Il Napoleone di Goethe

Goethe incontra Napoleone. Napoleone gli fa un appunto sul finale di un suo romanzo

Dopo la battaglia di Jena tra la grande armata francese e l’esercito prussiano, il duca di Weimar incarica Johann Wolfgang Goethe di patteggiare con Napoleone. Oltre a sedere al tavolo dello stato maggiore prussiano, in quanto celebrità letteraria, Goethe è ben visto ovunque si rechi ed è già grande ammiratore di Napoleone. Il 2 ottobre del 1808 i due titani si incontrano a Erfurt, capitale della Turingia, con enorme dispiego di misure di sicurezza e un nutrito cerimoniale di stato. Con Napoleone ci sono il generale e ministro Jean-de-Dieu Soult e Charles-Maurice de Talleyrand-Périgord, l’astuto e camaleontico diplomatico; Goethe, che si mostra anche abile politico, è accompagnato da Christoph Martin Wieland, insigne poeta e illuminista tedesco. L’udienza inizia e termina in modo curioso. 

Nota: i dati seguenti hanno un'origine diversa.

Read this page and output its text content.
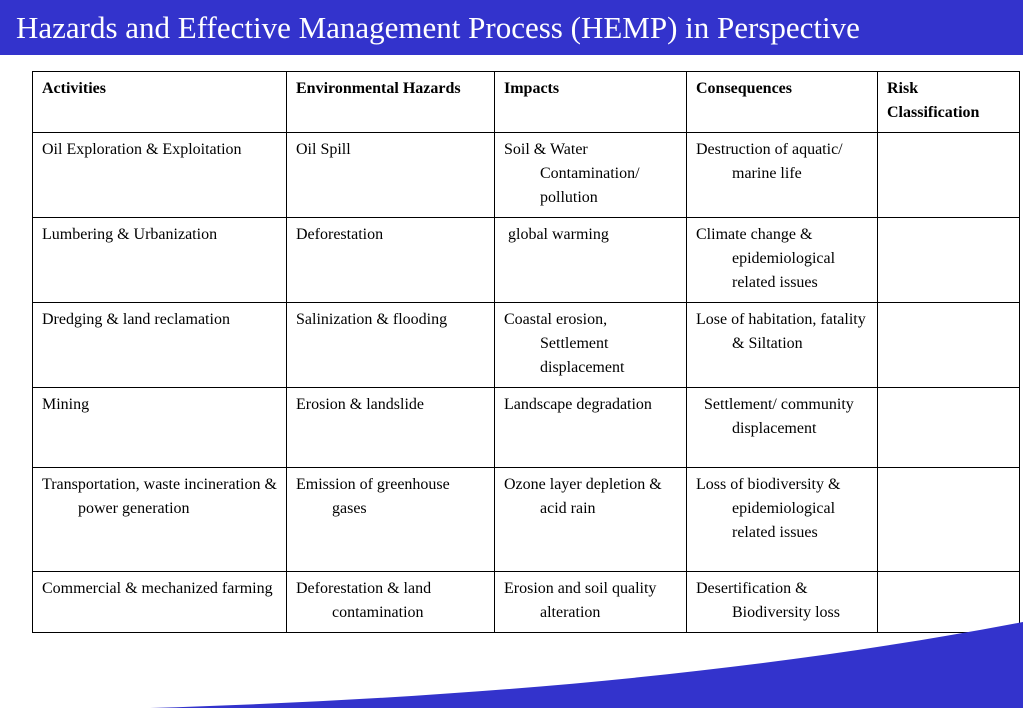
Hazards and Effective Management Process (HEMP) in Perspective
Activities	Environmental Hazards	Impacts	Consequences	Risk Classification

Oil Exploration & Exploitation	Oil Spill	Soil & Water Contamination/ pollution	Destruction of aquatic/ marine life	

Lumbering & Urbanization	Deforestation	global warming	Climate change & epidemiological related issues	

Dredging & land reclamation	Salinization & flooding	Coastal erosion, Settlement displacement	Lose of habitation, fatality & Siltation	

Mining	Erosion & landslide	Landscape degradation	Settlement/ community displacement	

Transportation, waste incineration & power generation	Emission of greenhouse gases	Ozone layer depletion & acid rain	Loss of biodiversity & epidemiological related issues	

Commercial & mechanized farming	Deforestation & land contamination	Erosion and soil quality alteration	Desertification & Biodiversity loss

“Voi siete un uomo!” esordisce Napoleone. “Quanti anni avete?”

“Sessanta”.

“Siete ben conservato” e avviato il colloquio su questo tono amichevole i due s’intrattengono parecchie ore conversando di politica, di guerra, di letteratura e di arte. Parlando del Werther, opera di Goethe che ha suscitato enorme entusiasmo in tutta Europa, l’imperatore si complimenta con lo scrittore: 

“Ho letto il vostro Werther. Un interessante e bel romanzo, al quale però manca una fine”. E Goethe con un profondo inchino: “avrei creduto che a Napoleone piacessero i romanzi che non finiscono!”. Arguta e geniale risposta. 

Goethe ne riceve una forte impressione. Viene decorato dalla Legion d’Onore e ospita alcuni dei più famosi marescialli francesi in casa sua. “Non smette mai di portare la croce della legione napoleonica”, racconta di lui Wilhelm von Humboldt, “e ha preso l’abitudine di chiamare chi gliene ha fatto dono il mio imperatore”. Per Goethe è “il nuovo Cesare Augusto”, colui che ha compiuto il miracolo del ripristino della monarchia; in numerosi scritti, lettere e diari, rende il proprio ammirato omaggio. 

Friedrich Wilhelm Riemer, suo compagno di viaggio in carrozza, annota la famosa battuta di Goethe non senza orgoglio “Noi Napoleone, Dio alle spalle, Maometto del mondo, imperatore di Francia, protettore della Germania”.